Who Are the Students at Risk for Reading Problems?
The strategies for teaching early literacy described in this text are based on the idea that when it comes to reading instruction, "one size does not fit all." The following facts show how many children in a typical first-grade classroom are likely to struggle learning to read. These figures are based on research sponsored by National Institute of Child and Health and Development (NICHD; Lyon, 1998).
- About 5% of students come to school already able to read. These children learn to read naturally without any formal instruction.

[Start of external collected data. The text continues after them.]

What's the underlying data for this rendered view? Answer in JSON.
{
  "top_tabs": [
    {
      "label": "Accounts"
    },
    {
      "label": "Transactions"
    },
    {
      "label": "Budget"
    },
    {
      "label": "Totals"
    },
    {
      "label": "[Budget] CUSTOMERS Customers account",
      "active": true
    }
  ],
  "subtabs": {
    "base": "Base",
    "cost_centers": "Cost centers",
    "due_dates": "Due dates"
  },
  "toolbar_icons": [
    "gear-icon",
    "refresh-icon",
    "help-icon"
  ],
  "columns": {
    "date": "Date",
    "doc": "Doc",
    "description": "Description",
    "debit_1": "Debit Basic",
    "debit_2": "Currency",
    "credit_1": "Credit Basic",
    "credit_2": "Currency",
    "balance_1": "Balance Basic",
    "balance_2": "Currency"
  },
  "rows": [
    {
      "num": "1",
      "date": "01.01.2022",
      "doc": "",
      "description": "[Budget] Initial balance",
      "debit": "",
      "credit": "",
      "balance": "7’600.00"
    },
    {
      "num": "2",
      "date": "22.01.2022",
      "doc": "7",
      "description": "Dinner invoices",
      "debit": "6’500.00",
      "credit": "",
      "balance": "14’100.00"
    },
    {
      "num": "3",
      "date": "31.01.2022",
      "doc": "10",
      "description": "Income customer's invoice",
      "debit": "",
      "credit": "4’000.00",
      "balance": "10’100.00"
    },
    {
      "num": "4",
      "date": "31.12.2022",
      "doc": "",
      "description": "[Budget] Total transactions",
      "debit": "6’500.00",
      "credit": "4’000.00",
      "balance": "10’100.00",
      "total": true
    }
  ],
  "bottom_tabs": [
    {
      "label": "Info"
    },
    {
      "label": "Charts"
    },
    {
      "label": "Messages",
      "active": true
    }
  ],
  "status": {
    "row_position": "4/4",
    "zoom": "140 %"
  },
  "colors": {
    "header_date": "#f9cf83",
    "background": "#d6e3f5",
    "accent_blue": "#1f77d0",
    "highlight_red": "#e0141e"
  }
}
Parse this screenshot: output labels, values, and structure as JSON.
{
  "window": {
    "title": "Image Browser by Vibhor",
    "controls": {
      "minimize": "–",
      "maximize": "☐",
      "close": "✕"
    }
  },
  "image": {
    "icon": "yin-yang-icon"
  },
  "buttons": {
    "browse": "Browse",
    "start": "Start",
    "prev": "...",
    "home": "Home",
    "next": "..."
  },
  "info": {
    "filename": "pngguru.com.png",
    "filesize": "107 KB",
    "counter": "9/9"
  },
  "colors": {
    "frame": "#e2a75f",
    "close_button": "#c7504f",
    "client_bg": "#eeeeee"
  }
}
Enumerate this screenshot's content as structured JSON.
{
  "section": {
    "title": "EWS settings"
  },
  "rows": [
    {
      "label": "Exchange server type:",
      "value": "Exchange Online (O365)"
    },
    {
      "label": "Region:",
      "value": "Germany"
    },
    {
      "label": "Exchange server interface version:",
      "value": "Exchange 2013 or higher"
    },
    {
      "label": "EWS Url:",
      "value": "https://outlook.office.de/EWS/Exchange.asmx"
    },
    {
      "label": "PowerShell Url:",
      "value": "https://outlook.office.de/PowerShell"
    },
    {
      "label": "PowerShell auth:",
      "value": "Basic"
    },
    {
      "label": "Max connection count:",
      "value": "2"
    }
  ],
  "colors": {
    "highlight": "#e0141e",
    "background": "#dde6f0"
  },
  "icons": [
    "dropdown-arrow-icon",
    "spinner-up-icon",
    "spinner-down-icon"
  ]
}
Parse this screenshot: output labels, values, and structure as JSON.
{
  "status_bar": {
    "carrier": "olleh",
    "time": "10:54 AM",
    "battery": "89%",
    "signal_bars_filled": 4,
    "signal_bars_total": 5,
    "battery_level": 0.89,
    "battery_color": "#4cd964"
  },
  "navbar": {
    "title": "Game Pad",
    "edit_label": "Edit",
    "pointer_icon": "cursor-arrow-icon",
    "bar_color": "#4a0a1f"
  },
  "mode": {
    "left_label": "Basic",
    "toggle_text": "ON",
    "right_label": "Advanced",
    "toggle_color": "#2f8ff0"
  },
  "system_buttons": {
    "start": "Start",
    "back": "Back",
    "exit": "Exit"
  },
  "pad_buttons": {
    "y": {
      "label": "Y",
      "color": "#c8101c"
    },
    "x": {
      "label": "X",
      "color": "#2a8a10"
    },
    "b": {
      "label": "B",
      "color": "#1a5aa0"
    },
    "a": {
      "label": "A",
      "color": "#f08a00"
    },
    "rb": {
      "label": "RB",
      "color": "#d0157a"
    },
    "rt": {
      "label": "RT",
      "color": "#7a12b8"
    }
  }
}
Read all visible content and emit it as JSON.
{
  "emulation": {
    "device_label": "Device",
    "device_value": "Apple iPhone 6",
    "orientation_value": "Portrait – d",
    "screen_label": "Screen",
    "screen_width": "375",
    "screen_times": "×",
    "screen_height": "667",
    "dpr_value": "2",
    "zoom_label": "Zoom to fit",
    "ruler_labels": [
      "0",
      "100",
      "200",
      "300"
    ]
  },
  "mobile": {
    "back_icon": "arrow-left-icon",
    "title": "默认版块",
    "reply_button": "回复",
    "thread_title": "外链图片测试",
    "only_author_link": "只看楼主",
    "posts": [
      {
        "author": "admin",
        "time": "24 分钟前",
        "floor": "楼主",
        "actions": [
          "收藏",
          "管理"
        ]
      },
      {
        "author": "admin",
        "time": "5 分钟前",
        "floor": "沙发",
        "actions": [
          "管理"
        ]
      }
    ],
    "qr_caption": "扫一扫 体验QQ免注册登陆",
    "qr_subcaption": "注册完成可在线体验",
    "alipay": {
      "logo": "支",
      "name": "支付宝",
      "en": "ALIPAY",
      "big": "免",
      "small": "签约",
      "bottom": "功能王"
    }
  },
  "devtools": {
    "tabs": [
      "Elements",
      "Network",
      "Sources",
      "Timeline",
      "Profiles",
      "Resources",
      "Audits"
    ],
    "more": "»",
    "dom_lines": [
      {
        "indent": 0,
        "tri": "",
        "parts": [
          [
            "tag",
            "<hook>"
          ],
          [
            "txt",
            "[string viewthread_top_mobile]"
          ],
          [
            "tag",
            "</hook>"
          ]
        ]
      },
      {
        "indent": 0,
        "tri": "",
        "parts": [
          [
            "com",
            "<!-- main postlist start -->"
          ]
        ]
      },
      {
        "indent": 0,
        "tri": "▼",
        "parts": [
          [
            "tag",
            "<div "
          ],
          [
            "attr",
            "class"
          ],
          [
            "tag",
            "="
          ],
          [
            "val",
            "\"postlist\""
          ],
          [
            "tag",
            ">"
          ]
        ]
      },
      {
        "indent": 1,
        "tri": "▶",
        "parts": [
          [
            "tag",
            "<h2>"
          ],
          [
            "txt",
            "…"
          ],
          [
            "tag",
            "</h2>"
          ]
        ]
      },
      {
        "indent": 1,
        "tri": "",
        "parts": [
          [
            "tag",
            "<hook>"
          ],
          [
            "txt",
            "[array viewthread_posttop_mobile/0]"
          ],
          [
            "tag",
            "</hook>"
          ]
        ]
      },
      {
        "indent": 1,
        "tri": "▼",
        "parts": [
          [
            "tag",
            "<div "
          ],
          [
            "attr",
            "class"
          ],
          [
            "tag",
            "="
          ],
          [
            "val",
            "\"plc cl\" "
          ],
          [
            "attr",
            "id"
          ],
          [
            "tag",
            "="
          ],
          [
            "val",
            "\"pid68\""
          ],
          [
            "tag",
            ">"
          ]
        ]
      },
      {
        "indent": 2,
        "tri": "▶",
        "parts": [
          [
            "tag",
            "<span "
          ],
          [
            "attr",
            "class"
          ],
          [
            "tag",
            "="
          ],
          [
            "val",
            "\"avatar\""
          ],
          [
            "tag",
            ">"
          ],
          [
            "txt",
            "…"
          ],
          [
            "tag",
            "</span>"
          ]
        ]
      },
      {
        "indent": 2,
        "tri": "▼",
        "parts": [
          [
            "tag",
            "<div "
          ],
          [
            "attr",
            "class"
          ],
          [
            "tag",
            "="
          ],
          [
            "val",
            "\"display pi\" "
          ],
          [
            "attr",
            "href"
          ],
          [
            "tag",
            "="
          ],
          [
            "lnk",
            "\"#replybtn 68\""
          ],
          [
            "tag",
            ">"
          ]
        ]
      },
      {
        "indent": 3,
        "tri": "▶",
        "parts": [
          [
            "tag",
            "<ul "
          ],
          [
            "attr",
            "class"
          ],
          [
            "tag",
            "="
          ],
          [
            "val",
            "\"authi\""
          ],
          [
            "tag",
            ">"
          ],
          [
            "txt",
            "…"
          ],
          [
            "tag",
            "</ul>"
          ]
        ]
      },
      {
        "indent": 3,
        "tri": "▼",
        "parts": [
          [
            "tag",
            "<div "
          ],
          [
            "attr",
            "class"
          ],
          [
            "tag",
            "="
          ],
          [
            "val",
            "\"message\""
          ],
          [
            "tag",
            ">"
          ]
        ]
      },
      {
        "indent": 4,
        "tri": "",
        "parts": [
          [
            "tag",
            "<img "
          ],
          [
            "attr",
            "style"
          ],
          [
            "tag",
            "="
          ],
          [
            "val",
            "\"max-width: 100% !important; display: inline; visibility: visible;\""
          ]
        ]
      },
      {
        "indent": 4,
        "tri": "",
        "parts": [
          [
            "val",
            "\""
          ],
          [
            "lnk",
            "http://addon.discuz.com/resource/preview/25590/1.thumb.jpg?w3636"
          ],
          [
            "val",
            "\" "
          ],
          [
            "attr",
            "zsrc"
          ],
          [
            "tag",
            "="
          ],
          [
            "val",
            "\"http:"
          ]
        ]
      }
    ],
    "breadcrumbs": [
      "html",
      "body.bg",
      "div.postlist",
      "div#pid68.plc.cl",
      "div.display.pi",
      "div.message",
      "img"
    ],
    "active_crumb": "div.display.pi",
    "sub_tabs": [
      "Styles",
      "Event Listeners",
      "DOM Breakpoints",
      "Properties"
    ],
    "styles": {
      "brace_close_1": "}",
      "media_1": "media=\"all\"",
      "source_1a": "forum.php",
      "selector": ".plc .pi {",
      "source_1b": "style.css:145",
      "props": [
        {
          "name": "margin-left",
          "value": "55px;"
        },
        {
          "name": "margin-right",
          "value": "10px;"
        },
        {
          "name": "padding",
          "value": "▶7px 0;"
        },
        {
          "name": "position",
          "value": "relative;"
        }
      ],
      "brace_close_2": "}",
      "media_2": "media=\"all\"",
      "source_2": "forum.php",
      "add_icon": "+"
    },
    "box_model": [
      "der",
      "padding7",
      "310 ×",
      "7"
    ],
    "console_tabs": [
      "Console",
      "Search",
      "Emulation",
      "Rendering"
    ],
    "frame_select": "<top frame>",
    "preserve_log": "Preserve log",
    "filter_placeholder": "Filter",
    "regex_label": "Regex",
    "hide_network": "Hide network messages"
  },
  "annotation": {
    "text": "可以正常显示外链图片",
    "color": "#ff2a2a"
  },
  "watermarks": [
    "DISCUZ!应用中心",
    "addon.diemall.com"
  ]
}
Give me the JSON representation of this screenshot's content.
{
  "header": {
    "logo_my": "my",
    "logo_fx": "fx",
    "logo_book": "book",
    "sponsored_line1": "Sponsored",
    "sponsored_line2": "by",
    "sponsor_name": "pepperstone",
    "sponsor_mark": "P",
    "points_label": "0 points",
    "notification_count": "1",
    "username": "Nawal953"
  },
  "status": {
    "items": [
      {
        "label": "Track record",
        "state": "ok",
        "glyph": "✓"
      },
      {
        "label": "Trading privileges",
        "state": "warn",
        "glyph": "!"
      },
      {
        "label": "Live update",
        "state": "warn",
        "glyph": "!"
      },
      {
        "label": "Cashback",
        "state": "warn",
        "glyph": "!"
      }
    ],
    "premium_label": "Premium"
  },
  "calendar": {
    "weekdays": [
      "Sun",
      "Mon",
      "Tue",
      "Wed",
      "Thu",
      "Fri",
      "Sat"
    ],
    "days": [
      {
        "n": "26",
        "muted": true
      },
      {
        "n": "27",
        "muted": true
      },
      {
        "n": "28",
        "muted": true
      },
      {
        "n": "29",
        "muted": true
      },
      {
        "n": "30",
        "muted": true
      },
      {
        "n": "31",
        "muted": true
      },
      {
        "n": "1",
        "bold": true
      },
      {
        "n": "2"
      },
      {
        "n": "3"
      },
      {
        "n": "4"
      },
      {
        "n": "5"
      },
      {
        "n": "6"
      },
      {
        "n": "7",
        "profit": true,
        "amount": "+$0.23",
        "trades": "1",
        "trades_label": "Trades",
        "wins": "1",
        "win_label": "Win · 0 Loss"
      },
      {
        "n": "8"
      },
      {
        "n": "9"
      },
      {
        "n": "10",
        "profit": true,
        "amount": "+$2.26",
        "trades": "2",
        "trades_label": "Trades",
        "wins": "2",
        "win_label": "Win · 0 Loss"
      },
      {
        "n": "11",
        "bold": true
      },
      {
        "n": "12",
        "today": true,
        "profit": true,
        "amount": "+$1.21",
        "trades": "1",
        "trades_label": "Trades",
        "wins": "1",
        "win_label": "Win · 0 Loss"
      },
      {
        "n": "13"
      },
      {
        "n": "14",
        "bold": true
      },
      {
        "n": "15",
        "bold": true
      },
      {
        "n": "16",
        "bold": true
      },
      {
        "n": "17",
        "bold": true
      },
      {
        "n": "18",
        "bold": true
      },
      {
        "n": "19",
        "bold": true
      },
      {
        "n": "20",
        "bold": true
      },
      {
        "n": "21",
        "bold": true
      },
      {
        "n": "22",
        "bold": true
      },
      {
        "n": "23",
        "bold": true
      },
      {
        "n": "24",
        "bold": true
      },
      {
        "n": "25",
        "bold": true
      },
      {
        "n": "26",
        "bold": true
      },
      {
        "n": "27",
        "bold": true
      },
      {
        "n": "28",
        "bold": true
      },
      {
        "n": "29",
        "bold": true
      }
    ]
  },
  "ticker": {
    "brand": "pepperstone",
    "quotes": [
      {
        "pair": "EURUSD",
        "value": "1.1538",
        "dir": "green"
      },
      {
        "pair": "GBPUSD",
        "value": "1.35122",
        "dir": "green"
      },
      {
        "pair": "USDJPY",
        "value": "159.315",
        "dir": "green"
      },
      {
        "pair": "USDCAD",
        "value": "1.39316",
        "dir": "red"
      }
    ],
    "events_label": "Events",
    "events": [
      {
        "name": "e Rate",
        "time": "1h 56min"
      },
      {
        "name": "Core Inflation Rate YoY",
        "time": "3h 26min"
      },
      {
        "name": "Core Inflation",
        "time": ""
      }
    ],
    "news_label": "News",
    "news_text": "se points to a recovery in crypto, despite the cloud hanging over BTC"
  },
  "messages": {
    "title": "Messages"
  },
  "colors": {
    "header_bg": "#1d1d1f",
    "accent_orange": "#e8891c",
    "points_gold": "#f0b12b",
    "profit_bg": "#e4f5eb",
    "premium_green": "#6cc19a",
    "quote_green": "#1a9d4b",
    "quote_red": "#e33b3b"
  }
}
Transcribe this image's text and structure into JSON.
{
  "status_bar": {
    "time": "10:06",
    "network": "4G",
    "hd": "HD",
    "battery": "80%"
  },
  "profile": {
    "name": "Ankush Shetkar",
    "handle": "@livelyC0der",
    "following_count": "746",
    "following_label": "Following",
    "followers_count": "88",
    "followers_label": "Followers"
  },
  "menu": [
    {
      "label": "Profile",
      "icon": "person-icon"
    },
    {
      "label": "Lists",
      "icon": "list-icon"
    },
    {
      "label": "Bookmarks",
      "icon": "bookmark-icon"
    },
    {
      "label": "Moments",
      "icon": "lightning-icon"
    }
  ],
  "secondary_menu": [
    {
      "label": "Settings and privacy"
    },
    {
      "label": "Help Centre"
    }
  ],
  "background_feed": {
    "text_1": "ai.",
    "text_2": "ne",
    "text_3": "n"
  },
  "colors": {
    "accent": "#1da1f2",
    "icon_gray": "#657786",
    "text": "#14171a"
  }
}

- Another 20–30% of students learn to read with ease, regardless of the approach to reading instruction used.
- For 20–30% of students, learning to read will take hard work, with some extra support needed. If parents work with these students every night, reviewing books read in class and serving as tutors, the students may learn to break the code. Extra practice with a volunteer tutor may be enough to help them break the code
- An additional 30% of students will only learn to read if they are given intensive support. These students require explicit systematic phonics instruction and extensive practice reading the new words they are learning until they are at least able to read second-grade text accurately and fluently. If they do not receive appropriate support before second grade, many of these students will have a reading level significantly behind their peers and never catch up. Some may be incorrectly diagnosed as having learning disabilities.
- The remaining 5% of students have serious, pervasive reading disabilities and are served in special education.